Seven motel guests share the worst night of their lives in Bad Times at the El Royale, but Saturday night’s premiere was a family affair. Jeff Bridges brought his older brother, Beau, while co-star Lewis Pullman steered dad Bill toward the TCL Chinese Theatre entrance. The night coincided with the wedding anniversary of the film’s writer, director, and producer, Drew Goddard.
Additional attending cast included Dakota Johnson, Jon Hamm, Cynthia Erivo, Cailee Spaeny, Alvina August and Manny Jacinto (Goddard is also an executive producer and director on his NBC series, The Good Place). While Avengers 4 kept Chris Hemsworth in Atlanta, the 20th Century Fox brood came out to support the studio's Oct. 12 release, via chairman and CEO Stacey Snider, vice chairman and president of production Emma Watts, president Chris Aronson, Deadpool actor Stefan Kapicic, and Joss Whedon, soon to executive produce a Buffy the Vampire Slayer revival for the studio’s TV arm.
Goddard wrote for that Whedon-created series before the pair collaborated on the screenplay for Goddard’s 2012 feature directorial debut, The Cabin in the Woods.

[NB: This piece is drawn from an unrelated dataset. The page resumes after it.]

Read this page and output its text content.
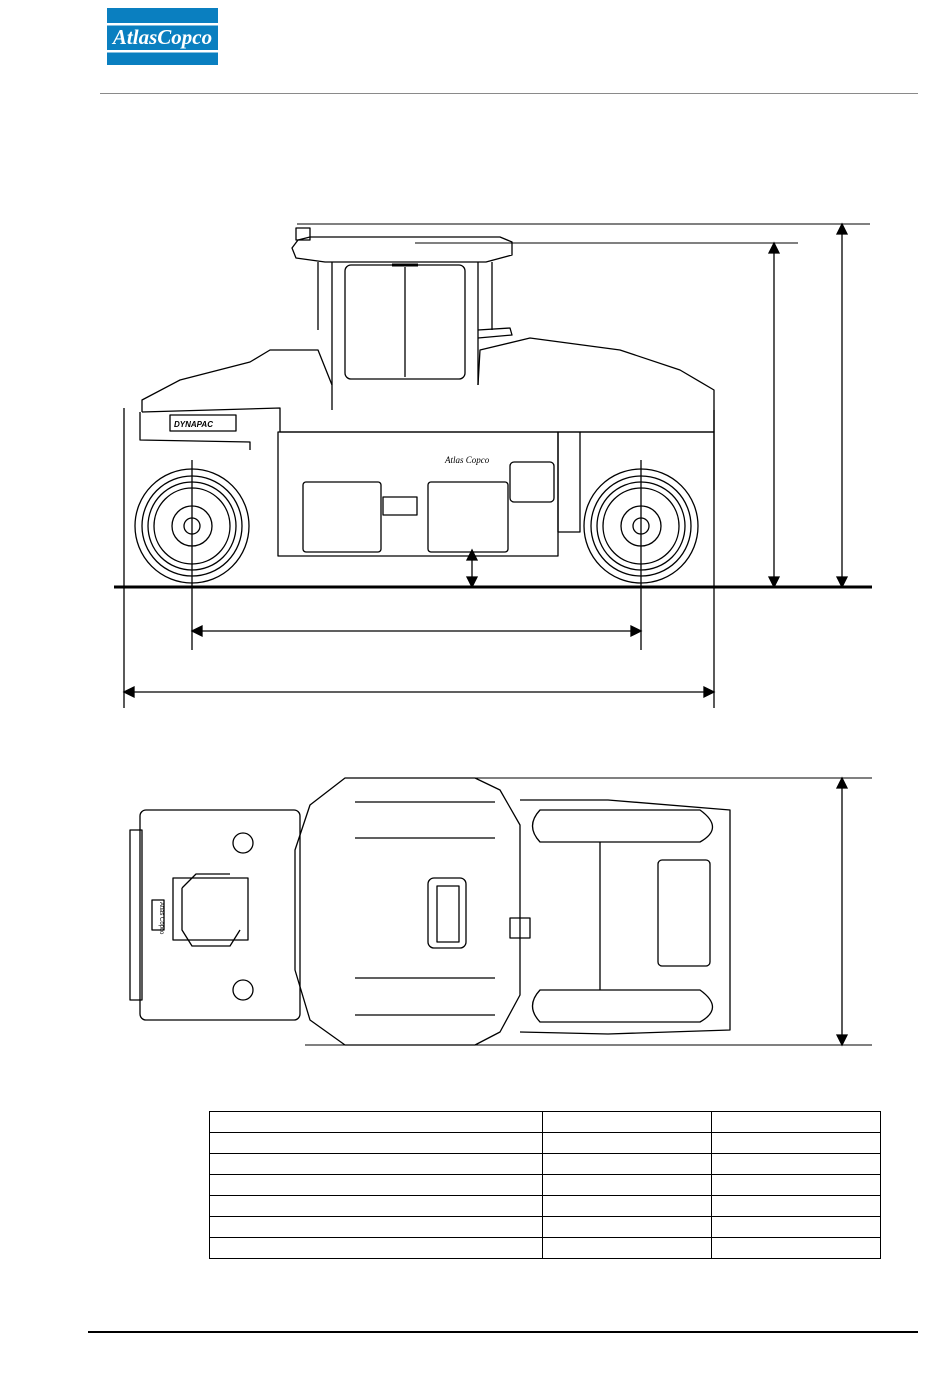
AtlasCopco
DYNAPAC
Atlas Copco
Atlas Copco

The pair's faux sibling rivalry was clearly on display when Whedon joked to The Hollywood Reporter of Goddard, “He’s a moron. I cannot stress this enough — he barely speaks English." Citing Goddard’s six-foot-five stature, Whedon continued, “You feel bad for him because he’s tall like a scarecrow, so we want to pretend he has a brain.”

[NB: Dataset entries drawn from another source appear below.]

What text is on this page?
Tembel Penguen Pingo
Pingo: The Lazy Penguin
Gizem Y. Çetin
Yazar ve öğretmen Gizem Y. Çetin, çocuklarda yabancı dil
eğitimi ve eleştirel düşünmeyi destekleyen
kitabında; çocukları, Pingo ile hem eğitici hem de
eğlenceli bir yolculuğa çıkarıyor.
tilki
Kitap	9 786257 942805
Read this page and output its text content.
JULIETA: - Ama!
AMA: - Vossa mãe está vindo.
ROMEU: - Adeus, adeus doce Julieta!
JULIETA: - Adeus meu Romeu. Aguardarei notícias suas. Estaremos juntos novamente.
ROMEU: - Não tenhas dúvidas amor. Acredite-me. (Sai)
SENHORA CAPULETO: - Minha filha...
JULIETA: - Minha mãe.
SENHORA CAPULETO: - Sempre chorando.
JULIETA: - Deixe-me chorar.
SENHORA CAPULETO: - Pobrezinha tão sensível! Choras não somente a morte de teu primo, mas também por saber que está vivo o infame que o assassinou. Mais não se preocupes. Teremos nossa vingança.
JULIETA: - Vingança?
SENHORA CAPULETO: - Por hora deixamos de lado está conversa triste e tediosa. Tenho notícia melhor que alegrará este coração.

Finally, he relented that Goddard is “the dearest friend you could possibly have,” noting that his first thoughts upon reading Bad Times were, “Holy shit, holy shit…I did that about 37 times.” Of the end product, Whedon argued, “It’s gritty, it’s hard-edged, but it’s adorable.”
About a year ago, Bad Times producer Jeremy Latcham left Marvel Studios — where he had been senior vice president of production and development — to found his own Fox-based production company, Latcham Pictures.

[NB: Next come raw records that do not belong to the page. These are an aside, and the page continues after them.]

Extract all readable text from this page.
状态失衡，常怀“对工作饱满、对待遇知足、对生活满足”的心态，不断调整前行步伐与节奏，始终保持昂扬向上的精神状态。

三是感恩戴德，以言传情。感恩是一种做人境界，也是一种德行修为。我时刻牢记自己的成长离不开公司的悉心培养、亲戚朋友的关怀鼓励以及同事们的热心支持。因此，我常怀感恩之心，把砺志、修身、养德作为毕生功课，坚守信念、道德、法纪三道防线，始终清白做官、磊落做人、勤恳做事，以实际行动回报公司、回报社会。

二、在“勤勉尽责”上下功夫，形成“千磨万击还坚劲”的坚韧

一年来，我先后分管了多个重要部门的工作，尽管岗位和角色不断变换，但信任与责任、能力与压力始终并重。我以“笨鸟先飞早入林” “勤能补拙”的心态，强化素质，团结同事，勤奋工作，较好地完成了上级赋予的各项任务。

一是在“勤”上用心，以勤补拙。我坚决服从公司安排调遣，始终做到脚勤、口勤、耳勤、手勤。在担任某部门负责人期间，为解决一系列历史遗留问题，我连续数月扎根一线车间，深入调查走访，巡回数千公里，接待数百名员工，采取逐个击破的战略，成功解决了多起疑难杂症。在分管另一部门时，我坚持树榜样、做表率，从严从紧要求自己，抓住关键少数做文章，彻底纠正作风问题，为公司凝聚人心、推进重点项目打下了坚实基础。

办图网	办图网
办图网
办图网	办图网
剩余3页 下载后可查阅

Granted, his first release is “a smaller film, but there’s something about being able to do something that’s so original and fresh and new, and to bring back this old-school storytelling was really fun,” Latcham said. “[Goddard] wrote the screenplay, he budgeted the film, and he put it together and said, ‘This is what I want to make. I don’t want to develop it. I don’t want to sell it to you and not make it. I want to shoot in January. I want to make it. Can we do it?’ And I think that was a really smart way to go about it, because I think the elevator pitch of this movie just doesn’t probably make sense.”
“I relaxed a lot more this time around,” said Goddard, an Oscar-nominated screenwriter for The Martian, now penning X-Force. “You realize half your job is just hiring incredible artists and letting them do their job.” Bridges said of his latest collaborators, “There’s a lot of cool people [that] invited you to the party. That’s what makes a party cool, right? Who’s invited. Not only the cast, but the crew.”
Bridges’ onscreen bond with Erivo — whose work in Broadway’s The Color Purple won her an Emmy, Grammy, and Tony — persists following their final take. “That’s my buddy now,” said the actress and singer. “He’s sweet, he’s kind, very gentle, he is so generous with the space when it comes to doing a scene…I was glad that it was him that I was spending my time with. It was wonderful.” Bad Times marks her big-screen debut, but she actually shot Steve McQueen’s Widows first (that film is out Nov. 16). Goddard and casting director Carmen Cuba had her submit a pair of audition tapes before inviting her to Los Angeles for an hour-long workshop. “Part of me was like, 'It’s too good to be true for me to get it, so I’m not expecting anything from it,'” she said. “And you hear that you get it and, oh, God!”